Le quatrième sujet auquel nous réfléchissons, que l'Assemblée nationale a déjà étudié et sur lequel nous pourrions travailler ensemble, c'est le numérique et les droits fondamentaux. Un seul exemple : à force de profilage, demain, n'importe qui pourra savoir quel médicament vous avez pris à telle époque, donc de quelle pathologie vous souffriez alors, et pourra, sur ce fondement, vous refuser un crédit. Je n'invente rien : le phénomène existe déjà, bien que sous une forme encore anodine. Parce que vous êtes allé deux fois à Barcelone, ou parce que vous vous êtes intéressé au film de Woody Allen Vicky Cristina Barcelona, vous êtes assailli de spams pour vous proposer des voyages sur place ; ce n'est pas bien grave, mais vous finissez quand même par vous laisser tenter, ce qui veut dire que votre liberté d'aller et venir est considérablement réduite : c'est peut-être pour Vienne que vous aviez envie de partir !

Plus sérieusement, l'utilisation des algorithmes peut mettre en cause certains droits fondamentaux. Il y va aussi de la liberté d'expression, et de la défense de l'égalité contre le racisme dont j'ai précédemment parlé. Vous avez constitué une commission ad hoc sur le numérique, présidée par Christian Paul ; vous êtes particulièrement préoccupés, comme membres de la commission des Lois, par les questions de régulation. C'est à ce titre que j'appelle votre attention sur ces points.

Enfin, peut-être quelques aspects de la loi organique du 29 mars 2011 devraient-ils être améliorés. Ainsi, il n'existe pas de protection contre les représailles auxquelles s'exposent certains réclamants, notamment de la part de leur patron, lorsqu'ils portent devant nous une affaire de discrimination dans l'emploi. De même, si je peux formuler des recommandations en équité, et si les ordonnateurs veulent bien les prendre en considération, les comptables ne paient pas parce que leur responsabilité est engagée, en particulier devant la cour de discipline budgétaire. Ne devraient-ils pas être exonérés du fait de mes recommandations, comme c'est le cas pour les ordonnateurs ? Troisièmement, nous rencontrons certaines difficultés lorsque le Défenseur des droits et les juges interviennent en parallèle ; une clarification est donc nécessaire. S'y ajoute enfin la question, dont j'ai parlé, du rôle de l'institution dans la lutte contre le racisme et la xénophobie.

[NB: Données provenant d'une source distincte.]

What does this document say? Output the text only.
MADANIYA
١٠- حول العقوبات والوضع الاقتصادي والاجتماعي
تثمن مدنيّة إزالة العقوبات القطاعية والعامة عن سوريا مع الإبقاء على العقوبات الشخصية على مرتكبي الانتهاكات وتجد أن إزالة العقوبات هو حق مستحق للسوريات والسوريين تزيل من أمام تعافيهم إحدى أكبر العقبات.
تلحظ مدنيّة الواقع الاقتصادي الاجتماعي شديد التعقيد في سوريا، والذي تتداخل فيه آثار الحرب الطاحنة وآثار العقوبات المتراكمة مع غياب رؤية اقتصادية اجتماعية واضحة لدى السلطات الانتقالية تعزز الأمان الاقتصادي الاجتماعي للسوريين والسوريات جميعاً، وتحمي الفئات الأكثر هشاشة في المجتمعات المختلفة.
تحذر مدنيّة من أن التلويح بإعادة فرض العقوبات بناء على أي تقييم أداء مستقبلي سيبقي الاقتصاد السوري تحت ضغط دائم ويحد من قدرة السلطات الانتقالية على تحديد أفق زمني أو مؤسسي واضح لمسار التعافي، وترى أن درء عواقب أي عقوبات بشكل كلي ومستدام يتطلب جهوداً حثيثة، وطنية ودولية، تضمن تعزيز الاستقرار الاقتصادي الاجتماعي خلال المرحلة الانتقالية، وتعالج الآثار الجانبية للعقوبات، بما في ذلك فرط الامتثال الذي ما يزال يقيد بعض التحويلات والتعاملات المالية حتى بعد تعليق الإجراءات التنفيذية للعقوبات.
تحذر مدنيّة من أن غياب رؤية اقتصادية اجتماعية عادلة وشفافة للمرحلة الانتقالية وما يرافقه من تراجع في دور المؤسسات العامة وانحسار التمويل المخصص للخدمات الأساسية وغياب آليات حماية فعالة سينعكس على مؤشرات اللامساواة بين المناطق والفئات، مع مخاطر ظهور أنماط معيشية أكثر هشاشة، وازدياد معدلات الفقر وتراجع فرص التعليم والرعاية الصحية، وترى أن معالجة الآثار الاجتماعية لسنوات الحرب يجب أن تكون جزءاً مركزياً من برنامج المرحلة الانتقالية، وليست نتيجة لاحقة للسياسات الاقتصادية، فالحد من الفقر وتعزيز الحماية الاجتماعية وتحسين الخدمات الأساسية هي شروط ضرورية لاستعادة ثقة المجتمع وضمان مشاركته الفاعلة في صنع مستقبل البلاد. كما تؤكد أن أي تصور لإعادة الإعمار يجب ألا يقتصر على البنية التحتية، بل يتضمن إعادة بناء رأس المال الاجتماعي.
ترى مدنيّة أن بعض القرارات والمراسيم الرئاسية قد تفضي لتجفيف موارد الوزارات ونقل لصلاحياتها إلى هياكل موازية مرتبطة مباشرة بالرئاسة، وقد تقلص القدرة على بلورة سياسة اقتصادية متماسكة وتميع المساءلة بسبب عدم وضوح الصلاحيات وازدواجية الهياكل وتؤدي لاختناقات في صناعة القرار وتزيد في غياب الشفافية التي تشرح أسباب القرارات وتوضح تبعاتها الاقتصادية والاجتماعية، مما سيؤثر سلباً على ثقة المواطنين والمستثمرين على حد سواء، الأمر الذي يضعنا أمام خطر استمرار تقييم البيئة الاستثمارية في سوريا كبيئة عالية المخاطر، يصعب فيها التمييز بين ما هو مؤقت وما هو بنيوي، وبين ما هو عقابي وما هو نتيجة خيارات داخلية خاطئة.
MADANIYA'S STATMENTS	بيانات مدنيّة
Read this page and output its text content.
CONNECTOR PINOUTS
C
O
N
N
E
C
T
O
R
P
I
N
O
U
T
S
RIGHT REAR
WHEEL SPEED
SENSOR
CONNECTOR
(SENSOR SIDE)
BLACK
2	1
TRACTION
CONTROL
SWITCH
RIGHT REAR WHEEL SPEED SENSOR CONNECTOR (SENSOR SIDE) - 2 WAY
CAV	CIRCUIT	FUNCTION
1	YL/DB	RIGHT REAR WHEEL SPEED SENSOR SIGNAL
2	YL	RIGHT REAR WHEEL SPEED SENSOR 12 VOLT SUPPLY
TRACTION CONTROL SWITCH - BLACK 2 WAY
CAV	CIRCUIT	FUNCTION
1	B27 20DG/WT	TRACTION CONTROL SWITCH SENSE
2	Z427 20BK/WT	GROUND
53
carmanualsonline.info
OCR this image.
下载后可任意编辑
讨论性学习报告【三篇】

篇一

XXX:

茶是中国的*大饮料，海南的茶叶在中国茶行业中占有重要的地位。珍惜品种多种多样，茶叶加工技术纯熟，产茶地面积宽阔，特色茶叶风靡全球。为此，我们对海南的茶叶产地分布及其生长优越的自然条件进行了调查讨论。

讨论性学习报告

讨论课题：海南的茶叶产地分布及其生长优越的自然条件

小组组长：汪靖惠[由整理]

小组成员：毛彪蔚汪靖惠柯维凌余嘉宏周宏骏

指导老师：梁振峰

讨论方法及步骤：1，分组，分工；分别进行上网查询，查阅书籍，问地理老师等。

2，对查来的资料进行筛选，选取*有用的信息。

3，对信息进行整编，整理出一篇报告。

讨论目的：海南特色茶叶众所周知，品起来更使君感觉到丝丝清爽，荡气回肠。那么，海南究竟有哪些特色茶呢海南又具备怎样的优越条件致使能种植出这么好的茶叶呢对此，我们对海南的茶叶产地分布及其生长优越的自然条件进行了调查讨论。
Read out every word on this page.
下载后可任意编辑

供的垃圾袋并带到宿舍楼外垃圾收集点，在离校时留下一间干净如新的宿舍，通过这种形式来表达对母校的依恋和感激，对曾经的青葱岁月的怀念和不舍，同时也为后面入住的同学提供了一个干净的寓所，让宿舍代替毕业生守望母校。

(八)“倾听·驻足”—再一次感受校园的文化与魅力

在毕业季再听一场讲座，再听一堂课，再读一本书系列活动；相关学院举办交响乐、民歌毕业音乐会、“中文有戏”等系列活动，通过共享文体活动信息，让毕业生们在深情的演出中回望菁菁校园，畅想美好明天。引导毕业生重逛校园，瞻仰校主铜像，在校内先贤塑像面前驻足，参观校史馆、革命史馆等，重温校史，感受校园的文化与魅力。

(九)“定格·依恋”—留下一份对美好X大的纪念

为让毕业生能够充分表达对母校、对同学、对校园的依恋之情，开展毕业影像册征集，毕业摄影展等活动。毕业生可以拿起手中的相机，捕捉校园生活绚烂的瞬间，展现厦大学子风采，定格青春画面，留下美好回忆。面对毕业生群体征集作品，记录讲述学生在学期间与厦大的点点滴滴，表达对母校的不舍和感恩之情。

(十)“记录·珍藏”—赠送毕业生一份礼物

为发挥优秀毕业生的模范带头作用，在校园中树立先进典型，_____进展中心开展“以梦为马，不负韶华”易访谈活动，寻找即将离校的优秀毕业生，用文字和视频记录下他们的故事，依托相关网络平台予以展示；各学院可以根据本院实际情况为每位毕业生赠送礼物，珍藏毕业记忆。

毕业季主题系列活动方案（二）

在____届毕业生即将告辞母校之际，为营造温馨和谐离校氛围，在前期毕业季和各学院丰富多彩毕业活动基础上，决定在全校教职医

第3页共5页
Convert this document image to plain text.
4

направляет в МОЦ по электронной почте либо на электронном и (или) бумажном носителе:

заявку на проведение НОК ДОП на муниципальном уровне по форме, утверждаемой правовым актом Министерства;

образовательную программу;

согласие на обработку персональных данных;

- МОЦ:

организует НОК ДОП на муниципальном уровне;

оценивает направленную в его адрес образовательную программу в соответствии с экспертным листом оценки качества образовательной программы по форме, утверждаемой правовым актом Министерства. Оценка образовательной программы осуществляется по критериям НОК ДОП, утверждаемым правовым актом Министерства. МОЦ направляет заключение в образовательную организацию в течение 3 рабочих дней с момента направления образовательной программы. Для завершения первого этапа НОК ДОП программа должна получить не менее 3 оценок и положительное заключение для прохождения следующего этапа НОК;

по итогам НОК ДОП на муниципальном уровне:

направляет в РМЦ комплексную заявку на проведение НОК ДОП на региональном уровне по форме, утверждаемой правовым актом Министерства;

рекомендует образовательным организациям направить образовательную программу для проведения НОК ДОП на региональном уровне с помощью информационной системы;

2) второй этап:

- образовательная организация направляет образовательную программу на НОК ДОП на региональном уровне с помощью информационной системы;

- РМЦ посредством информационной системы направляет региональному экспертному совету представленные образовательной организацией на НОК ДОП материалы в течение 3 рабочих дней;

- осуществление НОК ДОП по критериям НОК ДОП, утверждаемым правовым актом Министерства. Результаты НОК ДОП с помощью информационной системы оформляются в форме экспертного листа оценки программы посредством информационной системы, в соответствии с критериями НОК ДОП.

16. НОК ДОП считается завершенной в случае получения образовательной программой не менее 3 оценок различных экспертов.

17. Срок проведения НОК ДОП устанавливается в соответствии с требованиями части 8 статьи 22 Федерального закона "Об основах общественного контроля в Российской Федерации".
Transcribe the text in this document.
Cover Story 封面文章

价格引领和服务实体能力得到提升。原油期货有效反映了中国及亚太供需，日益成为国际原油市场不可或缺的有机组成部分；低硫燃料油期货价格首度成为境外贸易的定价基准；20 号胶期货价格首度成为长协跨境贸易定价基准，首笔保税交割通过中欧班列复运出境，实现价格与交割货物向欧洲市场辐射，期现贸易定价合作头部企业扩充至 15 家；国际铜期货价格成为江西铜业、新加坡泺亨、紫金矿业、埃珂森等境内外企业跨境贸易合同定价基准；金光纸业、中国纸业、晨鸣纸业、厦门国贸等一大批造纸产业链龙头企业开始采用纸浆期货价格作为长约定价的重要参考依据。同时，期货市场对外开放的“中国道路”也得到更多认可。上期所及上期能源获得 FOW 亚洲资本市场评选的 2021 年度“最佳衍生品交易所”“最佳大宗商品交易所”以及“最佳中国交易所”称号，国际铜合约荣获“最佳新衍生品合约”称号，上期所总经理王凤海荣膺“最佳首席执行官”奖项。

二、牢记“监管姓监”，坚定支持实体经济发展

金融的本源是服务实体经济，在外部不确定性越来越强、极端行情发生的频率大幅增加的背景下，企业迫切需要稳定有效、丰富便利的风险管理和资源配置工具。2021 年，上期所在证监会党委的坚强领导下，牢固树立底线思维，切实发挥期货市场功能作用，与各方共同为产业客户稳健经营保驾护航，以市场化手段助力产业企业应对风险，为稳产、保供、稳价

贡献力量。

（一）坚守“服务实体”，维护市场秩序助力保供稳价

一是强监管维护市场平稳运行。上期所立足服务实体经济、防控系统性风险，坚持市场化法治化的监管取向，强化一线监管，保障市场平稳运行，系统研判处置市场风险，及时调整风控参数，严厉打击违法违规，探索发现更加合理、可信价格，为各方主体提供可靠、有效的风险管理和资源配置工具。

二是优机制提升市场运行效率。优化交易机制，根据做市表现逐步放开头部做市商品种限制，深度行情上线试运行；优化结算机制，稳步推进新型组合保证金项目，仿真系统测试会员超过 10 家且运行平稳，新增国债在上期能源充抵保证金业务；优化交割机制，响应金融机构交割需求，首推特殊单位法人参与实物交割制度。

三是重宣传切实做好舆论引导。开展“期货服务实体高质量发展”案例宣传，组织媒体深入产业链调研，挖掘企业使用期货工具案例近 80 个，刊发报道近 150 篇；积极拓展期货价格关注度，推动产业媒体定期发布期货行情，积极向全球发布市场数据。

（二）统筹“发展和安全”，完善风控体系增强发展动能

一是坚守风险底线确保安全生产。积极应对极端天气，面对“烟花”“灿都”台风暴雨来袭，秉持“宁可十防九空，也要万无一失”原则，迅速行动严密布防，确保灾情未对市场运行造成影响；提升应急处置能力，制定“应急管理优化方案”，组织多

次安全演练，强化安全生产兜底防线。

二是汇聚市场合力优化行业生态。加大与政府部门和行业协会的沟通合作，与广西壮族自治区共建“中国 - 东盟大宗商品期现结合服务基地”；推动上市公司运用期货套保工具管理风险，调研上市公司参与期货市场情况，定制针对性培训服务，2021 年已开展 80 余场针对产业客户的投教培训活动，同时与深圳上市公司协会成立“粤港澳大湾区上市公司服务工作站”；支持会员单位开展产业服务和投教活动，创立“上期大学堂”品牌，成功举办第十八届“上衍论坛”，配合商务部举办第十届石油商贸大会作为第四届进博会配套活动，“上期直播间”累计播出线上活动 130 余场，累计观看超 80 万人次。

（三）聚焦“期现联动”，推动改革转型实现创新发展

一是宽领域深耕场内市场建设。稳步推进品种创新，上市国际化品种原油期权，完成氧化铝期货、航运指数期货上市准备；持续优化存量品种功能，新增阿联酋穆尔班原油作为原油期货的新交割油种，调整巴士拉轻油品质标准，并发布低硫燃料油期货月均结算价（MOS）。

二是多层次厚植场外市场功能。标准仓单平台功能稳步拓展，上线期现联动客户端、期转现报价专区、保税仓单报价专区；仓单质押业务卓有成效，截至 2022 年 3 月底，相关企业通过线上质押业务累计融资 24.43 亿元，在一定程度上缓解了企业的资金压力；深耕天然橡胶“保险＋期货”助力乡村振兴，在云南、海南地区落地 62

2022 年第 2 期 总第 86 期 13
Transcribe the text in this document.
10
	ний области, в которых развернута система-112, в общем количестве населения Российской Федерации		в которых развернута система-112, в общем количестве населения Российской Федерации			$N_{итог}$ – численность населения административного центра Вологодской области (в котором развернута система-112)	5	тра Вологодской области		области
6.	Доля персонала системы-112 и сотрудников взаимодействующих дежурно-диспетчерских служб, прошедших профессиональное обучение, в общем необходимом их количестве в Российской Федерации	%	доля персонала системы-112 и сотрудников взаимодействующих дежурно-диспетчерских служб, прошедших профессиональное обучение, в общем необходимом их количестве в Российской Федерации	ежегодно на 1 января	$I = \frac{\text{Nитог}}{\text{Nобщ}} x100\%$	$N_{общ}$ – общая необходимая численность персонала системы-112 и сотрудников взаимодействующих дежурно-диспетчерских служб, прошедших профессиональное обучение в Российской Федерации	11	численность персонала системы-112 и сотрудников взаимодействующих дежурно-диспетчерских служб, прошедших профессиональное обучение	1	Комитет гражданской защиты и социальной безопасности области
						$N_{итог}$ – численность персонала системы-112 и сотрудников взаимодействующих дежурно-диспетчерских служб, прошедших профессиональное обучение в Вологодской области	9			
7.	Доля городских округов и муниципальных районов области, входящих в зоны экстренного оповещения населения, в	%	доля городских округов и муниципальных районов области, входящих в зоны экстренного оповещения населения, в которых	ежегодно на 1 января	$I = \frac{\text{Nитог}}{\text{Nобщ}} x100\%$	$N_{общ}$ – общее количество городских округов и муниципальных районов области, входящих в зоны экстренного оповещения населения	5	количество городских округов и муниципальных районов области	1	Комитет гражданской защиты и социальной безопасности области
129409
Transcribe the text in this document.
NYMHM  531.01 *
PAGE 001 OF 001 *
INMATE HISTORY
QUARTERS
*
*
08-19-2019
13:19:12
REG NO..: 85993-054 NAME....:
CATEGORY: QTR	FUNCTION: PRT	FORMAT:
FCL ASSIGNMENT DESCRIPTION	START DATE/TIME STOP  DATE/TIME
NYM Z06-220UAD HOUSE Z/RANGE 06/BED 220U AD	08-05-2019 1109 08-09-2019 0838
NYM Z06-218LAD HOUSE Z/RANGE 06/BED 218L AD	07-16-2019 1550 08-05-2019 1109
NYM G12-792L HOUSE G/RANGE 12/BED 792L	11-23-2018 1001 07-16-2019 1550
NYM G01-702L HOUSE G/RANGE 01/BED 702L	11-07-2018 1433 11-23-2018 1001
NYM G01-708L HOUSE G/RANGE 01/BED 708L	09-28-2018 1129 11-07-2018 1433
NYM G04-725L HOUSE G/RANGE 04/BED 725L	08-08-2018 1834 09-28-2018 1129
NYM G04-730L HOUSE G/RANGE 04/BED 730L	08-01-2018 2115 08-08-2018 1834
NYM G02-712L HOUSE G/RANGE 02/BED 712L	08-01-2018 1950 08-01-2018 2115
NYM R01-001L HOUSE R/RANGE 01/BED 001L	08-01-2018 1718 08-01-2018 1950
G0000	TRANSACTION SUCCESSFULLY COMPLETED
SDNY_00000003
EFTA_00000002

Ces améliorations de la loi organique méritent d'être étudiées, au terme de cinq ans d'expérience que je juge plutôt concluantes – pour mon prédécesseur, puisque je ne suis moi-même en poste que depuis sept mois. Toutefois, je l'ai dit en commission des Finances en novembre dernier, nous ne pourrons aller de l'avant que si des moyens supplémentaires nous sont donnés. Je ne pourrai mener sous le plafond d'emplois qui m'a été attribué, avec le nombre de délégués territoriaux dont je dispose aujourd'hui, les actions exigeantes de protection et de promotion qui sont appelées par l'évolution de la société et qui nous imposent des responsabilités croissantes. Je fais le maximum, mais je souhaite vivement que le Défenseur des droits bénéficie du collectif budgétaire que le Gouvernement ne manquera pas de présenter après les élections départementales, afin de rétablir l'égalité dans la République.